L’arrêté précise que les agriculteurs peuvent, pour la campagne 2022, sur leur surface déclarée en jachère (hors jachère mellifère) à la PAC :
- conduire une culture de printemps (des protéagineux, des oléagineux, des céréales - hors chanvre industriel, en raison des modalités de contrôle particulières pour cette culture) ;
- cultiver en mobilisant normalement les intrants nécessaires, dans le respect des règles applicables ;
- faucher ou faire pâturer cette surface (y compris dans le cas d’un céréalier, par exemple pour un voisin éleveur).
L’arrêté précise bien que « cette valorisation sera sans conséquence sur le calcul des critères d’éligibilité au paiement vert. Les surfaces resteront comptabilisées en tant que jachère, tant au titre des surfaces d’intérêt écologique que pour la diversification des cultures. »
Mesure de bon sens
La FNSEA a salué cette décision : « C’est une mesure de bon sens en période de forte tension sur les marchés liés aux bouleversements dans le grenier de l’Europe. Il est rassurant de voir que la Commission a réalisé toute l’importance de cette dérogation face au risque de pénurie alimentaire dans de nombreux pays très dépendants d’importations : 27 pays sont dépendants à plus de 50 % des blés russes et ukrainiens, soit 750 millions de personnes en risque de malnutrition ou de famine. »
D’après les chiffres délivrés par le ministère de l’agriculture et de l’alimentation, en France, les surfaces en jachère représentent près de 300 000 ha soit plus de 1 % de la surface agricole utile en France (26,7 millions d’hectares), et presque 2 % de la surface en terres arables.
"La Commission cède aux tenants d'une agriculture productiviste"
Cette possibilité de cultiver les jachères déclarées en surfaces d’intérêt écologique avec maintien des soutiens liés au verdissement inquiète les mouvements écologistes européens.
« Nous devons agir de façon résolue pour notre sécurité alimentaire sans perdre de vue les questions majeures du climat, de l’érosion de la biodiversité et de la qualité de l’alimentation », fait savoir Éric Andrieu, eurodéputé socialiste membre de la commission en charge de l’agriculture au nom du groupe de la Gauche sociale et écologique. Car dans SIE il y a « intérêt écologique ». La mise en culture des jachères et l’aide financière accordée aux éleveurs fait bondir l’association Greenpeace : « L'appétit de l'élevage industriel pour l’alimentation animale et les engrais de synthèse nécessaires à sa production le rendent très vulnérable aux perturbations. La solution consiste à produire mieux et à aider les fermes industrielles à réduire le nombre d'animaux produits au lieu de les rémunérer pour maintenir ce nombre insoutenable. Moins de viande et de produits laitiers industriels, et une production plus écologique, rendraient l'agriculture européenne plus résistante aux chocs imprévus comme ce conflit, ou prévisibles comme le changement climatique. Mais au lieu de cela, l'UE risque de renforcer un modèle qui va droit dans le mur. »

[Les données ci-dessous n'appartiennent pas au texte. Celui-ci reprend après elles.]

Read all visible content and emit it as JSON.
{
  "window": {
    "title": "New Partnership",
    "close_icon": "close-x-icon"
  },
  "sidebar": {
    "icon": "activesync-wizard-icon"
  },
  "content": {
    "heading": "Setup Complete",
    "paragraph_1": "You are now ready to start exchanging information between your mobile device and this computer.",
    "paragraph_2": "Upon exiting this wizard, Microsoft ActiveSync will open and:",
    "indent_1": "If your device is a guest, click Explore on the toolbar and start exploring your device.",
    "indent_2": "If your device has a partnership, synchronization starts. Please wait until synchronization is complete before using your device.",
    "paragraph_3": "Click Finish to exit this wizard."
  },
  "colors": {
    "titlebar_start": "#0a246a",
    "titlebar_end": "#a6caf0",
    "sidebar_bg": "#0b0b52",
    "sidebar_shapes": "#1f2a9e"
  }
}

« Les jachères font partie des surfaces d'intérêt écologique jugées nécessaires pour plus de biodiversité et de durabilité des systèmes agricoles européens », rappelle de son côté la Confédération paysanne qui constate : « Une fois encore, la Commission cède aux tenants d'une agricultrice productiviste qui, depuis le début, instrumentalisent la guerre en Ukraine pour pousser leurs pions. Leur « produire plus » se heurte d'ailleurs à une incohérence : produire plus signifie consommer plus d'énergie et plus d'engrais, exactement ce qui manque à l’agriculture productiviste, largement dépendante dans ces deux secteurs.